When Shankly signed he had agreed to stay on with Huddersfield until the new year but circumstances changed and on December 14, 1959, the great Bill Shankly took up permanent residence of the manager’s seat at Anfield.

The Scot demanded the very best from everyone around him and gave everything he had in return.

Immediate results were not kind as his first game at the helm was a 4-0 loss on home soil to Cardiff City which was then followed by a 3-0 Boxing Day defeat at Charton.

A rebuild was required but he was initially told there were no resources and soon realised that the club’s ambitions were not in line with his own.

Eric Sawyer, finance director, persuaded the board to invest in Shankly and his plans and they got the green light. Ian St John and Ron Yeats landed at Anfield and proved to be the start of the revolution as the ‘the corner-stone’ of his side.

The connection between himself, the city and its people was instantaneous. Shankly recognised the key character traits of those he served.

“They’re arrogant, they’re cocky, and they’re proud. They’re my kind of people.”

The Kop worships at the feet of Liverpool manager Bill Shankly (Peter Robinson/EMPICS Sport)

He presented a powerful aura which left many with no choice but to follow and emotionally invest, the conductor of a new powerful force which would soon rise back to the top of English football and then European football.

“My idea was to build Liverpool into a bastion of invincibility.”

The ‘Boot Room’ and improvements at Melwood were key, as were overhauling the preparation and training methods which lay the foundations for a standard of play which would become known as ‘The Liverpool Way’.

For Shankly, who was not shy in being ruthless, and Liverpool, they were greater than the sum of their parts and by the end of the 1961/62 season, they were promoted back to the First Division as champions.

Liverpool manager Bill Shankly holds aloft the League Championship trophy at Anfield today, and the joy on the face of the young supporter says it all.

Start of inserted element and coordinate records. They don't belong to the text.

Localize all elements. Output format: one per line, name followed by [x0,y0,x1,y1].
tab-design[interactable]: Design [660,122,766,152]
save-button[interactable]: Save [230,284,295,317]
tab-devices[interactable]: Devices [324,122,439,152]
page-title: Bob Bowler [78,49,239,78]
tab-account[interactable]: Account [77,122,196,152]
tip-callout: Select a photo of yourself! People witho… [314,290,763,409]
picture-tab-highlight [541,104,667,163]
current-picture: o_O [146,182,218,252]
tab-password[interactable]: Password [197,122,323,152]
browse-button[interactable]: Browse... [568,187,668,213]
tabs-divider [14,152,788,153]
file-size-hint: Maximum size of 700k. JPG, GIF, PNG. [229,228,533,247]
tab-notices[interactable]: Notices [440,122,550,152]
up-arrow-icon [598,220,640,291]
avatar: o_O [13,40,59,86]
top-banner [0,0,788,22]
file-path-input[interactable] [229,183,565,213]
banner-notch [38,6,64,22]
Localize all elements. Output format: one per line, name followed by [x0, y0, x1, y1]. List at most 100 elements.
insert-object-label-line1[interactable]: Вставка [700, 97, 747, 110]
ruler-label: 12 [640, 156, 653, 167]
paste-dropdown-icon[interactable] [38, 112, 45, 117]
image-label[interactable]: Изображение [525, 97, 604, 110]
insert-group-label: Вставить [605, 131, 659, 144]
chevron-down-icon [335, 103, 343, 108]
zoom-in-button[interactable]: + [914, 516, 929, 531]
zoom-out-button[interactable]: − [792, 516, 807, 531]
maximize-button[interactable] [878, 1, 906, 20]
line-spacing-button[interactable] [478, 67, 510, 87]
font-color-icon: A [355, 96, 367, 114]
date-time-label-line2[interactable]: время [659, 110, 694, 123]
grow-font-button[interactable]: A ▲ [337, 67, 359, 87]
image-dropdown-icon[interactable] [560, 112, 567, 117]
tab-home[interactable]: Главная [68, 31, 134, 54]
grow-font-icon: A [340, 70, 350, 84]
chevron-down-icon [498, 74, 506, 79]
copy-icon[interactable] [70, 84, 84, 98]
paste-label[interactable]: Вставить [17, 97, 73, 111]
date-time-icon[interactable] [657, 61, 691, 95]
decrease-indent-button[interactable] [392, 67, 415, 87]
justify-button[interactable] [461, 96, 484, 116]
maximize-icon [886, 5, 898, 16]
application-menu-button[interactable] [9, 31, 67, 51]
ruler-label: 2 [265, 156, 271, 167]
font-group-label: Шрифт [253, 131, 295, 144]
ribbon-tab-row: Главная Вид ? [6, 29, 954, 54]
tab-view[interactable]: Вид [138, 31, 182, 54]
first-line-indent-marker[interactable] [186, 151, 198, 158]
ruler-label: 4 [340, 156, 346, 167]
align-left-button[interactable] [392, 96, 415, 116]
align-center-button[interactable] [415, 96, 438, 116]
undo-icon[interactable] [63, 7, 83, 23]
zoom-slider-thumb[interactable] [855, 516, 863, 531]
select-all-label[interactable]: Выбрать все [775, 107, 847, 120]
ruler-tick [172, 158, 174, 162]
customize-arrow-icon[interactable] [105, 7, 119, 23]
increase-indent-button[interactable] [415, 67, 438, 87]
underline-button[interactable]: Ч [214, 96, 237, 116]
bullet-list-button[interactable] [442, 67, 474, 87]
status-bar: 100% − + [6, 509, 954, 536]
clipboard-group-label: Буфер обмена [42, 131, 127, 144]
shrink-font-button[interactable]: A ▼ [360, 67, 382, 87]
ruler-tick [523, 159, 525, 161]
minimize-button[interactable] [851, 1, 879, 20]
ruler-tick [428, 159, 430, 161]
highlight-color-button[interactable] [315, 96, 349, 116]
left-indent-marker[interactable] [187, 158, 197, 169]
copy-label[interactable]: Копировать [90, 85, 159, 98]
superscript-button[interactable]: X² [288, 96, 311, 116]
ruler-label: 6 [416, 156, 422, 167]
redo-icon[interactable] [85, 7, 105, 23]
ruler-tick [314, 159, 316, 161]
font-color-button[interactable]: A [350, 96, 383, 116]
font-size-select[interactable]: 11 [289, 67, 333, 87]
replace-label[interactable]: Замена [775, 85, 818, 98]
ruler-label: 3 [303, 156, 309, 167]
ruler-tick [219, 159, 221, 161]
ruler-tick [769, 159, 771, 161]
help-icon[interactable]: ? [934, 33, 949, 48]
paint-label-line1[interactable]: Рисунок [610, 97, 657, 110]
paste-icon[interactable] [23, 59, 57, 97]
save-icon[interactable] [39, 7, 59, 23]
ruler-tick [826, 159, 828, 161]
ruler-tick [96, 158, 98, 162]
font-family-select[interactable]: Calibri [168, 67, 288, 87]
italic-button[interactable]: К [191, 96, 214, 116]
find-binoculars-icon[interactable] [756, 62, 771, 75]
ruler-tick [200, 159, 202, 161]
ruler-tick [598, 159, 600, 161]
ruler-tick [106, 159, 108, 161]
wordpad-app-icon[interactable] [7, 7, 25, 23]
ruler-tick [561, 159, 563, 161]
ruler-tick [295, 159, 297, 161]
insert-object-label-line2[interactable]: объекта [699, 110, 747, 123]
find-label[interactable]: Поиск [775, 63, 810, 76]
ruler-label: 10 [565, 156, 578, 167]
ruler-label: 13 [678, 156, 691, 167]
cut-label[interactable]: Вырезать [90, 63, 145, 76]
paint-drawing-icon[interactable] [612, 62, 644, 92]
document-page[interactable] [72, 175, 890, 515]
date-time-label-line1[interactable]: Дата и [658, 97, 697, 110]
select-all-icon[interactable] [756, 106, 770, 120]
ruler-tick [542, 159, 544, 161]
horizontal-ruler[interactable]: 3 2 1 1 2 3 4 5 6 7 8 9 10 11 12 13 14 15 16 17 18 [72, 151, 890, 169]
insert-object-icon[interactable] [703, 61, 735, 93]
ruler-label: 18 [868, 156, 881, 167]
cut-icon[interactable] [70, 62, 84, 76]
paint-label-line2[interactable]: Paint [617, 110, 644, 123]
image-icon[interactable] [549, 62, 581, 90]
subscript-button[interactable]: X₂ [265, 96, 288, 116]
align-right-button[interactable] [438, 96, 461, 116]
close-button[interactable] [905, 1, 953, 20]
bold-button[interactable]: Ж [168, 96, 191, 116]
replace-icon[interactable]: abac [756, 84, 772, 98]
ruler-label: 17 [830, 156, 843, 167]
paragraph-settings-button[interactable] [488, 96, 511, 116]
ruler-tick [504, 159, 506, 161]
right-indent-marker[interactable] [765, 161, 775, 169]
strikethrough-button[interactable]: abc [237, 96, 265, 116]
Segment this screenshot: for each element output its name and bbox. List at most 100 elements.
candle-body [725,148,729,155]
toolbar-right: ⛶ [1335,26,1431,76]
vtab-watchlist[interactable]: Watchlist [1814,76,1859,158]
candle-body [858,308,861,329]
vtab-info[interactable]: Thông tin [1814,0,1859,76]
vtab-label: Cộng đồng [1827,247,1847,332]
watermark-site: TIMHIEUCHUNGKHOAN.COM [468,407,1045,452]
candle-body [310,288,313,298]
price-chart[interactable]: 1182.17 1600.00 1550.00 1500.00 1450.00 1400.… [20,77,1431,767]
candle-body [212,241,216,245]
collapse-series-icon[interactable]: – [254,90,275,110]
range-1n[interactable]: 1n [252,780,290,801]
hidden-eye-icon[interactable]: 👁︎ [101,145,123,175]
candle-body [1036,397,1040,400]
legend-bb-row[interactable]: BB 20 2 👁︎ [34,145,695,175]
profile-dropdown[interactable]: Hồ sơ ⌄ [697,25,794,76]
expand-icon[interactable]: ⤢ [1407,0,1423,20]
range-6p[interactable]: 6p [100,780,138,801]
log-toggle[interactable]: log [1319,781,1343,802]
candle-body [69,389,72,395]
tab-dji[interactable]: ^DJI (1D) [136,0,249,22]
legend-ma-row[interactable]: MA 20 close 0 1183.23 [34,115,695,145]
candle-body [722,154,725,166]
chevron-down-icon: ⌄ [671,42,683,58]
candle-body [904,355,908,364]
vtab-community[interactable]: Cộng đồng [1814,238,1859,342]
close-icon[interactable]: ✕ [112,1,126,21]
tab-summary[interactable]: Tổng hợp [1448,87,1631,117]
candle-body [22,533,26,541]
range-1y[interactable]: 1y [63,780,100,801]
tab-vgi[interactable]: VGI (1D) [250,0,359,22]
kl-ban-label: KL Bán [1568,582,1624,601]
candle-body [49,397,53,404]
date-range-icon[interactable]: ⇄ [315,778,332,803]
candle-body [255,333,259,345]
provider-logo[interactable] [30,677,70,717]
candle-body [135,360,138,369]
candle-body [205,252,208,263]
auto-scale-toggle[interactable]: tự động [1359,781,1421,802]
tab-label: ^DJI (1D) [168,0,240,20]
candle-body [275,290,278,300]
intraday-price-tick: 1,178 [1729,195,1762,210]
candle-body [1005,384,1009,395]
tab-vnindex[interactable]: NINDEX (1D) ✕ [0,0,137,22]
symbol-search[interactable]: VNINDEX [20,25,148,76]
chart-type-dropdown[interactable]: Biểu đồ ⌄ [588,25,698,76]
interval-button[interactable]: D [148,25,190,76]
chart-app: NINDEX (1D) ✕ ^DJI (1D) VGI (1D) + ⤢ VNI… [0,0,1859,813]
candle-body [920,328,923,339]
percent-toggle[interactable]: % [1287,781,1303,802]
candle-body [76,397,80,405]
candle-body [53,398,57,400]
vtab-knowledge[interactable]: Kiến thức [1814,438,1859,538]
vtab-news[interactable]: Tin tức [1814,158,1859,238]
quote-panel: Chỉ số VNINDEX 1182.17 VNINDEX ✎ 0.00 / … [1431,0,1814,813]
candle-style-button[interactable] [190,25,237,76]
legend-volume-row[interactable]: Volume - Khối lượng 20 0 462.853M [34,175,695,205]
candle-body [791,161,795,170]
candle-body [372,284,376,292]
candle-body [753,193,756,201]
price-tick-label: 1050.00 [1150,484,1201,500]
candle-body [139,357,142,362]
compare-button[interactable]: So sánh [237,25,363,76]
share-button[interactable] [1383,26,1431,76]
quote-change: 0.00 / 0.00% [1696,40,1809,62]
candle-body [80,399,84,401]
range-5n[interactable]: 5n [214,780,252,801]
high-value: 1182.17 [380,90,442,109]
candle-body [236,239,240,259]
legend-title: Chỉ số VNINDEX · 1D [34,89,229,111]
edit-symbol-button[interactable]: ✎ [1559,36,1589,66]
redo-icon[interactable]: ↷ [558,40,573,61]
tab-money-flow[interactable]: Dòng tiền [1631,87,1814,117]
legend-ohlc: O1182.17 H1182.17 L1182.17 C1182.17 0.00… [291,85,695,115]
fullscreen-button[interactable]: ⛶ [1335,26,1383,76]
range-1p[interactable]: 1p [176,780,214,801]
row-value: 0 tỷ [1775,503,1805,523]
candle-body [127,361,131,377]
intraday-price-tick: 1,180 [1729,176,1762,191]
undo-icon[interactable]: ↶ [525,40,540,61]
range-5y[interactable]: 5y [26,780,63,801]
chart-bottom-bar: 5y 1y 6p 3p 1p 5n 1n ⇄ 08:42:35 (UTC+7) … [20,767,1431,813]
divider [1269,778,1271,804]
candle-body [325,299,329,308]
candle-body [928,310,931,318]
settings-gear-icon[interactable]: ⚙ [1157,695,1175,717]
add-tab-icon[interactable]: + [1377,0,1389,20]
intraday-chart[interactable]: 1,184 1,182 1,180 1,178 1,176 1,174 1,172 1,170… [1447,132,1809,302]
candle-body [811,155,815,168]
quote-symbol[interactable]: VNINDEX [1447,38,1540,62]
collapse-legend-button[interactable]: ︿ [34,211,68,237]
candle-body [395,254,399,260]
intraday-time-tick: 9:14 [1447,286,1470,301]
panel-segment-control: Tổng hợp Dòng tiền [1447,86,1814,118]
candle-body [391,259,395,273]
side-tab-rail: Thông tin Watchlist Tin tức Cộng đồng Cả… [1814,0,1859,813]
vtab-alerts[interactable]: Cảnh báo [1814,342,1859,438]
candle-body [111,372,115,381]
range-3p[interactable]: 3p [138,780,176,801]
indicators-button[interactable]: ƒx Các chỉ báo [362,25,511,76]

Liverpool just clinched the title by drawing 0-0 with Leicester. 1973 (PA Images)

And in just the second full season back in the top-flight, Shankly ended a 17-year wait for a major honour and with it kickstarted an era of dominance both in England and the continent.

Shankly empowered his players and the fans, made Anfield a fortress and catapulted the club to the top of world football – a man of the people and the greatest signing the club ever made.

“Liverpool was made for me and I was made for Liverpool.”